Among the films he made as a leading actor are The Moon Spinners (James Neilson, 1964), in which he starred opposite Hayley Mills; The Fighting Prince of Donegal (1966); the Jane Fonda vehicle La Curée (The Game is Over, Roger Vadim, 1966); J'ai tué Raspoutine (1967); Negatives (Peter Medak, 1968); Meglio vedova (1969); Le mur de l'Atlantique (1970); Entertaining Mr Sloane (1970), in which he played Sloane; The Adventures of Gerard (Jerzy Skolimowski, 1970), in which he played the title role; Tales That Witness Madness (Freddie Francis, 1973); Le Orme (1974); The Cat and the Canary (1979); Safari (Vadim, 1991); and Le montreur de boxe (Lucky Punch, Dominique Ladoge, 1995).

He re-emerged as a charismatic live performer in the 1970s.

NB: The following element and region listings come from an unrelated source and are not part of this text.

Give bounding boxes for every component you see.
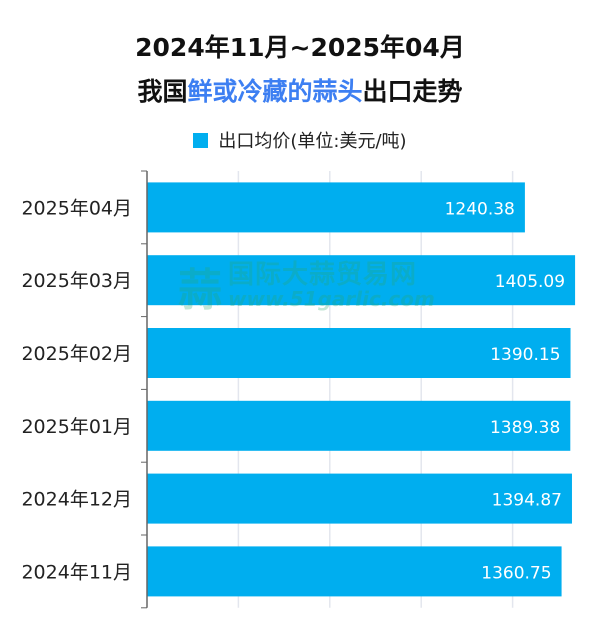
category-label: 2024年11月	[21, 561, 132, 583]
title-highlight: 鲜或冷藏的蒜头	[187, 77, 363, 106]
data-label: 1405.09	[495, 272, 565, 292]
legend-label: 出口均价(单位:美元/吨)	[218, 131, 407, 152]
bar	[147, 182, 525, 233]
data-label: 1389.38	[490, 418, 560, 438]
data-label: 1390.15	[490, 345, 560, 365]
category-label: 2025年02月	[21, 343, 132, 365]
category-label: 2025年01月	[21, 416, 132, 438]
bar	[147, 255, 576, 306]
legend: 出口均价(单位:美元/吨)	[0, 127, 600, 153]
bar	[147, 400, 571, 451]
title-suffix: 出口走势	[362, 77, 463, 106]
chart-title-line2: 我国鲜或冷藏的蒜头出口走势	[0, 72, 600, 108]
bar	[147, 328, 571, 378]
title-prefix: 我国	[137, 77, 188, 106]
category-label: 2024年12月	[21, 489, 132, 511]
bar	[147, 546, 562, 597]
data-label: 1240.38	[445, 199, 515, 219]
chart-title-line1: 2024年11月~2025年04月	[135, 33, 465, 62]
bar	[147, 473, 572, 524]
category-label: 2025年03月	[21, 270, 132, 292]
category-label: 2025年04月	[21, 197, 132, 219]
legend-swatch	[193, 132, 209, 148]
data-label: 1360.75	[481, 563, 551, 583]
data-label: 1394.87	[492, 491, 562, 511]
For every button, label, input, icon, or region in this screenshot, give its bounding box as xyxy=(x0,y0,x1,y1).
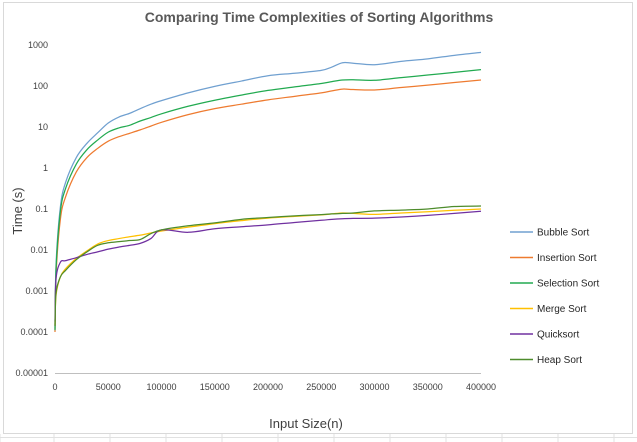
x-tick-label: 400000 xyxy=(466,382,496,392)
legend-item-selection-sort[interactable]: Selection Sort xyxy=(510,279,599,290)
legend-item-bubble-sort[interactable]: Bubble Sort xyxy=(510,228,589,239)
series-line-heap-sort[interactable] xyxy=(54,205,482,327)
x-tick-label: 150000 xyxy=(200,382,230,392)
series-line-quicksort[interactable] xyxy=(54,210,482,322)
series-line-selection-sort[interactable] xyxy=(54,69,482,331)
series-line-bubble-sort[interactable] xyxy=(54,51,482,329)
series-lines xyxy=(54,51,482,333)
legend-label: Merge Sort xyxy=(537,304,587,315)
legend-label: Heap Sort xyxy=(537,355,582,366)
legend-label: Quicksort xyxy=(537,330,579,341)
y-tick-label: 0.0001 xyxy=(20,327,48,337)
legend[interactable]: Bubble Sort Insertion Sort Selection Sort M… xyxy=(510,228,599,367)
y-tick-label: 0.1 xyxy=(35,204,48,214)
legend-item-quicksort[interactable]: Quicksort xyxy=(510,330,579,341)
line-chart: Comparing Time Complexities of Sorting A… xyxy=(10,9,599,431)
y-tick-label: 1000 xyxy=(28,40,48,50)
x-tick-label: 300000 xyxy=(359,382,389,392)
x-tick-label: 200000 xyxy=(253,382,283,392)
y-axis-ticks: 0.00001 0.0001 0.001 0.01 0.1 1 10 100 1000 xyxy=(15,40,48,378)
x-tick-label: 100000 xyxy=(146,382,176,392)
legend-label: Selection Sort xyxy=(537,279,599,290)
chart-title: Comparing Time Complexities of Sorting A… xyxy=(145,9,494,25)
series-line-insertion-sort[interactable] xyxy=(54,79,482,333)
y-axis-title: Time (s) xyxy=(10,187,25,234)
x-tick-label: 350000 xyxy=(413,382,443,392)
legend-label: Bubble Sort xyxy=(537,228,589,239)
y-tick-label: 1 xyxy=(43,163,48,173)
x-axis-title: Input Size(n) xyxy=(269,416,343,431)
x-tick-label: 250000 xyxy=(306,382,336,392)
x-tick-label: 50000 xyxy=(96,382,121,392)
legend-item-insertion-sort[interactable]: Insertion Sort xyxy=(510,253,597,264)
legend-label: Insertion Sort xyxy=(537,253,597,264)
y-tick-label: 10 xyxy=(38,122,48,132)
y-tick-label: 100 xyxy=(33,81,48,91)
y-tick-label: 0.00001 xyxy=(15,368,48,378)
series-line-merge-sort[interactable] xyxy=(54,208,482,325)
legend-item-merge-sort[interactable]: Merge Sort xyxy=(510,304,587,315)
x-tick-label: 0 xyxy=(52,382,57,392)
legend-item-heap-sort[interactable]: Heap Sort xyxy=(510,355,582,366)
y-tick-label: 0.001 xyxy=(25,286,48,296)
chart-frame[interactable]: Comparing Time Complexities of Sorting A… xyxy=(3,2,633,434)
x-axis-ticks: 0 50000 100000 150000 200000 250000 300000 3500… xyxy=(52,382,496,392)
y-tick-label: 0.01 xyxy=(30,245,48,255)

He played Harry Winter in The Collaborators (Duchess, 1973), and Trigorin in The Seagull (Lyric, 1975). Back at the RSC, 1977-90, he sought diversity, creating, at one extreme, the murderous Lorenzo, sleek and decadent, in The Lorenzaccio Story (Ron Daniels, TOP, 1977, Warehouse, 1978), and, at the other, a strong, fatalistic Brutus in Julius Caesar (Daniels, RST, 1983, Barbican, 1984). He was outstanding as Orlando in As You Like It (Trevor Nunn, RST, 1977); the imprisoned South Africa journalist in David Edgar's The Jail Diary of Albie Sachs (Howard Davies, Warehouse, 1978, TOP, 1979); the title role in Pericles (Daniels, TOP, 1979, Warehouse, 1980); Jerry in Once in a Lifetime (Nunn, Aldwych, 1979); Antipholus of Ephesus in The Comedy of Errors (Adrian Noble, RST, 1983, Barbican, 1984); Urbain Grandier in The Devils (John Barton, Pit, 1984); and Godber in Michael Hastings's A Dream of People (Janet Suzman, Pit, 1990).

Elsewhere, he starred as Edward Gover in Anthony Minghella's Made in Bangkok (Aldwych, 1986); Fredrik in A Little Night Music (Ian Judge, Chichester and Piccadilly, 1989); Torvald in A Doll's House (Annie Castledine) and Robert in Dangerous Corner (Keith Baxter, Minerva, Chichester, 1994); Menelaus in Women of Troy (Annie Castledine, NT Olivier, 1995); Hector in Heartbreak House (David Hare, Almeida, 1997); and Claudius in the Simon Russell Beale Hamlet (John Caird, NT Lyttelton and Tour, 2000-01).

Television: Edwin Clayhanger in Clayhanger (ITV, 1976); Oberon in A Midsummer Night's Dream (BBC, 1981); The Aphrodite Inheritance (BBC, 1979); The Jail Diary of Albie Sachs (1980); Pictures (1983); Florence Nightingale (1985); The Collectors (1986); The Mistress (BBC, 1986); Boon (1992); and Witchcraft (Peter Sason, 1992).
Actor, b. Walsall, 1940
RSC: Joined 1961; Associate Artist (since 1961)
Seasons: 1961 (Strat.); 1962 (Lond.); 1964 (Lond.); 1965 (Strat.); 1977 (Strat.)-78 (Lond.); 1979 (Strat./Lond.)-80 (Lond.); 1983 (Strat.)-84 (Lond.); 1990 (Lond.)